そして、少し考えて解けなかったら、さっさと答えを見てしまってもかまわない。

そこでわたしたちは、ロイドやデュードニーといった天才たちの、常識をひっくり返す奇想に直接ふれて、なるほどそうか!ときっと感心することになる。

その意味で、本書は上質のミステリに似ている。

ミステリを読むときでも、読者は犯人を無理に当てようとせずに、名探偵の推理に耳を傾けているだけでいいのである。

ちなみに、本書にも出てくるロイドの代表的なパズルの一つで、人間が一人消失してしまう「地球を飛び出せ」を、日本のある有名なミステリの長篇小説がトリックに用いていたことを思い出しておこう。

新聞雑誌の読者たちは、こうして新しい驚きを次から次へと提供してくれるロイドやデュードニーを愛した。

つまり、当時は愛すべき天才が大衆に求められた時代なのである。

デュードニーがパズル欄の連載を続けて人気を獲得したのは、コナン・ドイルが名探偵シャーロック・ホームズのシリーズを載せていた娯楽雑誌『ストランド・マガジン』だったというのは、けっして偶然ではない。

新聞や雑誌で、身近な天才たちがもてはやされた時代というのは、なんとなくうらやましい。

いささか余談になるが、評者は中学生から高校生だった頃、学校にあった図書館にほとんど一番乗りをするようにして、早朝から通ったものだ。

その最大の理由は、当時日本で翻訳出版されたばかりの、『サム・ロイドのパズル百科』三巻本や、デュードニーの『パズルの王様』四巻本を読むためだったのである。

わたしはその後、チェス・プロブレムという芸術パズルを通してふたたびロイドと出会うことになった。

ロイドから百五十年が経過した現在のチェス・プロブレムは、はたしてどれほどロイドを超えているのか、疑問に思うことがときどきある。

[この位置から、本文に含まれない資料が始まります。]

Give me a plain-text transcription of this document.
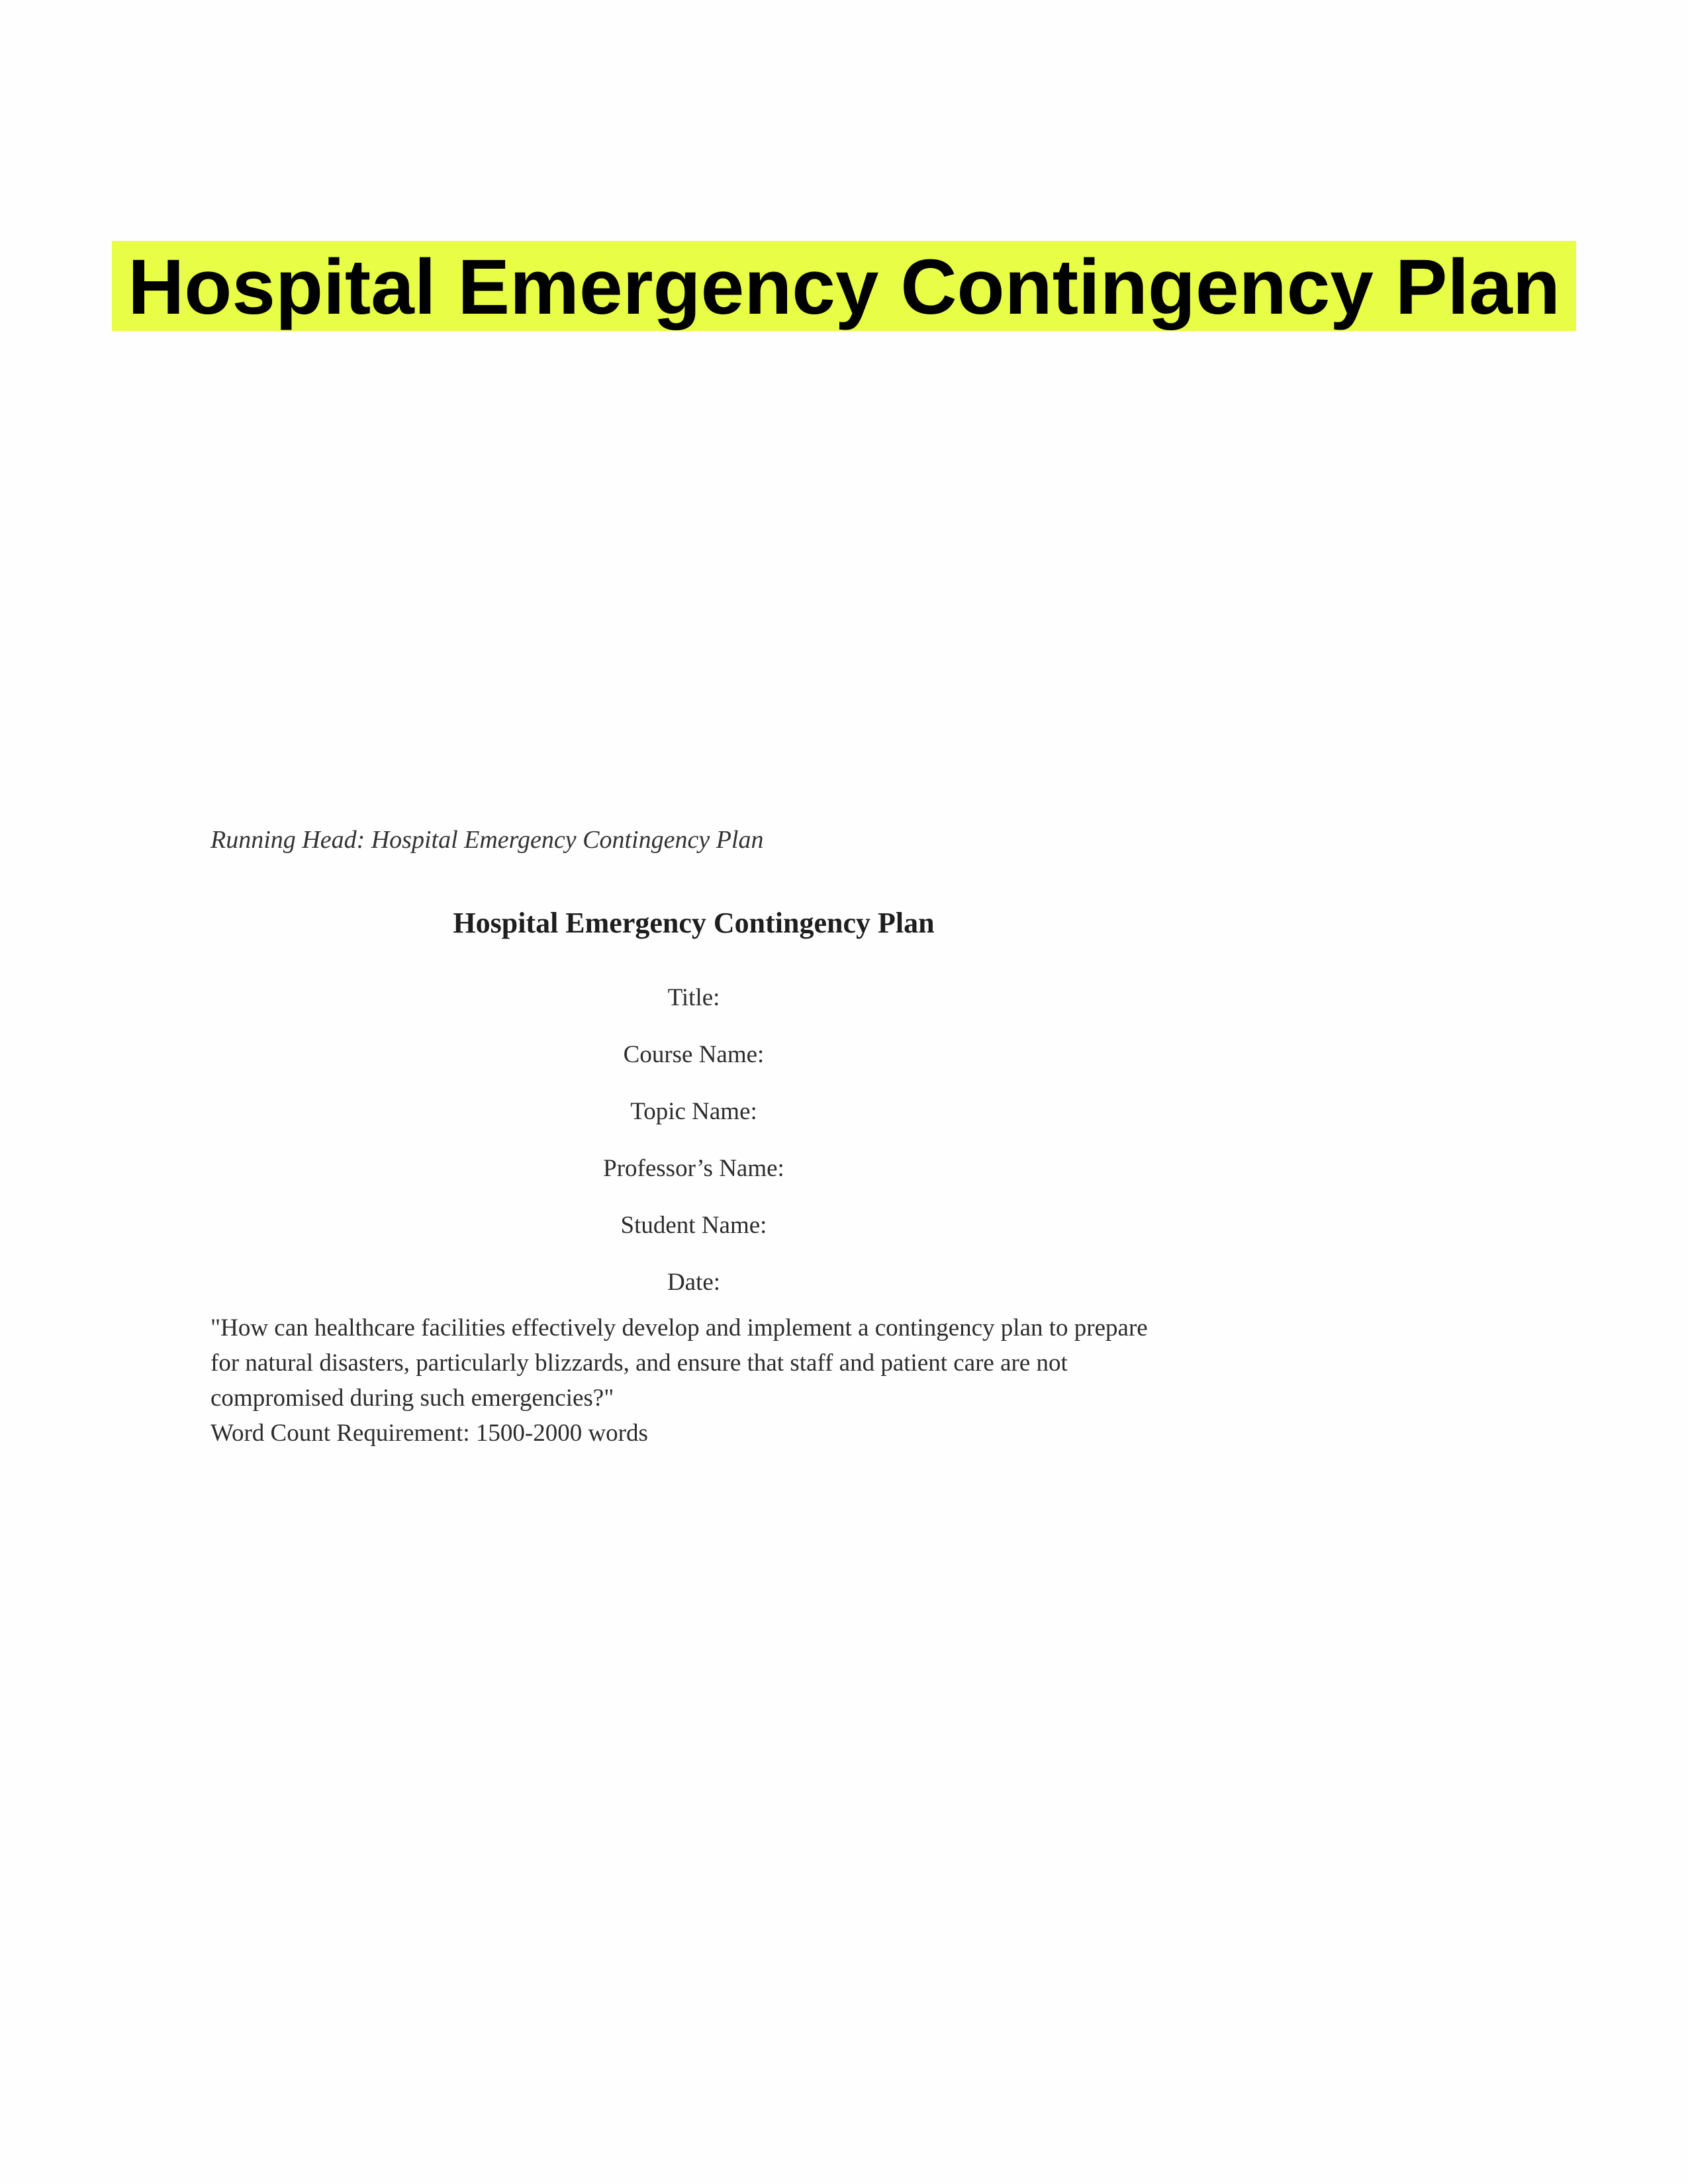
Hospital Emergency Contingency Plan
Running Head: Hospital Emergency Contingency Plan
Hospital Emergency Contingency Plan
Title:
Course Name:
Topic Name:
Professor’s Name:
Student Name:
Date:

"How can healthcare facilities effectively develop and implement a contingency plan to prepare
for natural disasters, particularly blizzards, and ensure that staff and patient care are not
compromised during such emergencies?"
Word Count Requirement: 1500-2000 words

つまり、ロイドが持っていた、なによりも奇想のひらめきこそが大切だという感覚を、現代のわたしたちはかなり失ってしまったのではないか。

[ コメント ]
SFではないが、それこそ「驚きの感覚」(センス・オブ・ワンダー)にあふれた本書のパズル作品群が、不思議にノスタルジアに満ちたものに見えてくるのは、実は当然のことなのかもしれない。